Car makers’ silver lining turns out to have a cloud that could hurt US consumers
Most companies beat or met their estimates in June, but the cars Americans are buying are the ones most exposed to Trump’s proposed duties on imported vehicles and parts
Global car makers weighed down by the threat of tariffs could do with some good news, so a strong month for US car sales should have come as a relief. Alas, even this silver lining has a cloud.
At face value, the market was alive and kicking in June, with most companies beating or at least meeting estimates. Even Nissan, which has been struggling in the US, reported a gain instead of the large sales decline predicted by analysts.
Here’s the wrinkle: America’s obsession with gas-guzzlers means consumers are buying up models that are most exposed to President Donald Trump’s proposed duties on imported vehicles and parts, not to mention oil prices that are at a four-year high.
Total light-vehicle sales rose about 2%. For the Japanese car makers, sales of light trucks — a segment that includes minivans, sports utility vehicles (SUVs) and pickups — rose about 10.5% from a year earlier, while passenger cars dropped by roughly the same amount. Light trucks now account for almost 70% of all US vehicle sales, a record high.

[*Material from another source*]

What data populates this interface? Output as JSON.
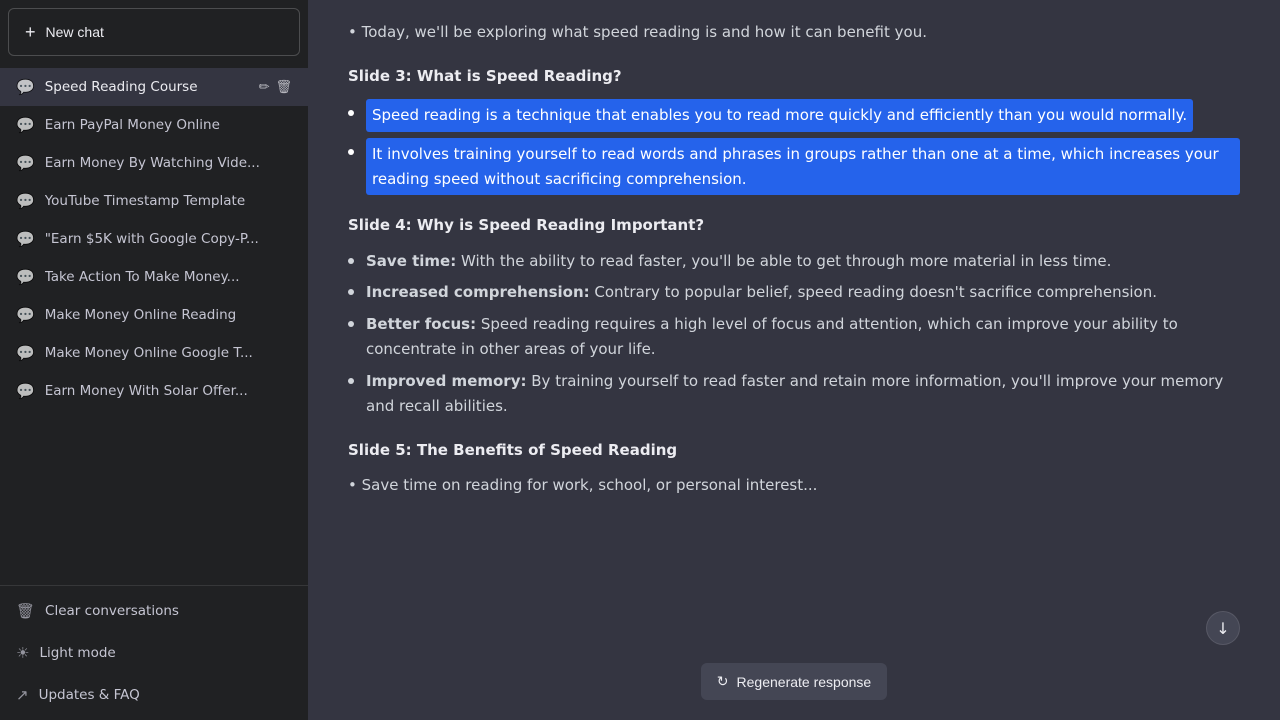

Toyota posted record monthly and first-half numbers for light-truck varieties such as the RAV4, Highlander and Lexus LUV. At the same time, the Japanese car maker noted that more than half of its RAVs — the company’s fastest-growing model — are produced in Japan for sale in the US. The remaining 45% are made in Canada.

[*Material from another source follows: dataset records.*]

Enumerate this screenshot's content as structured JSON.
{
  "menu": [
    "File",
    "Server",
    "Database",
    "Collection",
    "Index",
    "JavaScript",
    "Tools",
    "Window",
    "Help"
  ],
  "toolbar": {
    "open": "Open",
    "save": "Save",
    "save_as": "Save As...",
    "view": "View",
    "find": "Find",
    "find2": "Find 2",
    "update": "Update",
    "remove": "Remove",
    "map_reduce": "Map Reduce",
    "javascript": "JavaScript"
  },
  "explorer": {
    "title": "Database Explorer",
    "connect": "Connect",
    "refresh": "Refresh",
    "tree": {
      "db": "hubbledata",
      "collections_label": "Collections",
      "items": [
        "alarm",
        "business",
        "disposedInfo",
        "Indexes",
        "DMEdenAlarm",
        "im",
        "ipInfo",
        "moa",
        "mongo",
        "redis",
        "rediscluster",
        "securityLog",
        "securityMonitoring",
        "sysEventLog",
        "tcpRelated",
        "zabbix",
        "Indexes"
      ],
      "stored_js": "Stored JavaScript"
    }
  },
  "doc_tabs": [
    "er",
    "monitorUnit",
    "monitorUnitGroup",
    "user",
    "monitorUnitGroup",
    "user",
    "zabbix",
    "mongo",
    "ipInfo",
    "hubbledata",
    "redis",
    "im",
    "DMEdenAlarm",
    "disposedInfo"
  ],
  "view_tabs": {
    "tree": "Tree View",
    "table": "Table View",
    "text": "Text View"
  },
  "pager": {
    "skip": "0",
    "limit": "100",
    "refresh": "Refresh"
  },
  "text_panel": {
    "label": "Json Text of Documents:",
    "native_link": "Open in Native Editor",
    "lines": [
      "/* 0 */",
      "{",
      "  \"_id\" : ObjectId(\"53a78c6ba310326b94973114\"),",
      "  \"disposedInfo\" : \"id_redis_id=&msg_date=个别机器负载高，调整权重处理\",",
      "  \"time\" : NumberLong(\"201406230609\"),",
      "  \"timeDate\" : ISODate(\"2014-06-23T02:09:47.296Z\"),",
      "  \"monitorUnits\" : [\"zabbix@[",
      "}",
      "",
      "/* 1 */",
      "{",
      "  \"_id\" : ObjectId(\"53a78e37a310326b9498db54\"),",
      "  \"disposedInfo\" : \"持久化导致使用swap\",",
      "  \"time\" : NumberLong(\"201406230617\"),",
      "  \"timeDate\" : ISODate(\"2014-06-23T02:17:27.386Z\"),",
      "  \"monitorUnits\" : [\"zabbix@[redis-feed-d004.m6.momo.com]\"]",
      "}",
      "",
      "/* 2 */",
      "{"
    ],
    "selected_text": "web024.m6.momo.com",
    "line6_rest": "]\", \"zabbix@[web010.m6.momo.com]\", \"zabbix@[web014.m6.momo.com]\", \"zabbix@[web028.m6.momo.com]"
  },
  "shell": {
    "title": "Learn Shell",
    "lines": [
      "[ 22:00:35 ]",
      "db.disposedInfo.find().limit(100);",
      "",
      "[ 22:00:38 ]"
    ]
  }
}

Around half of Toyota’s US sales in June were imports. The cost of these cars could go up by at least $2,000-$5,000 once tariffs take effect.
There are other signs of trouble brewing beneath the surface. Car makers such as General Motors attributed sales gains to a strong US economy, increased take-home pay, elevated consumer confidence and robust household balance sheets. But at the same time, car-loan terms have been stretched to close to 70 months, vehicle-finance interest rates are at a nine-year high, and the number of buyers who owe more than their car is worth has not retreated from recent peaks, according to car market researcher Edmunds. And there are those rising oil prices.
Hopes that the US is entering a new vehicle cycle appear premature. Perhaps, consumers are jumping to buy and lease now before the tariffs hit and while rates are not rising too fast. That means trade threats could be dislocating the gradual — and healthy — slowdown of an overheated market. Nissan’s case is key: Expected by analysts to show a 7% drop, big discounts and incentives instead helped the car maker post a 1.2% uptick.
Investors are not buying the good news story: Shares of car makers fell across the board in the US and in early trading in Asia.
The fact is that American consumers will pay for Trump’s trade war with their incomes and jobs, as will car makers. One month of sturdy sales cannot change that reality.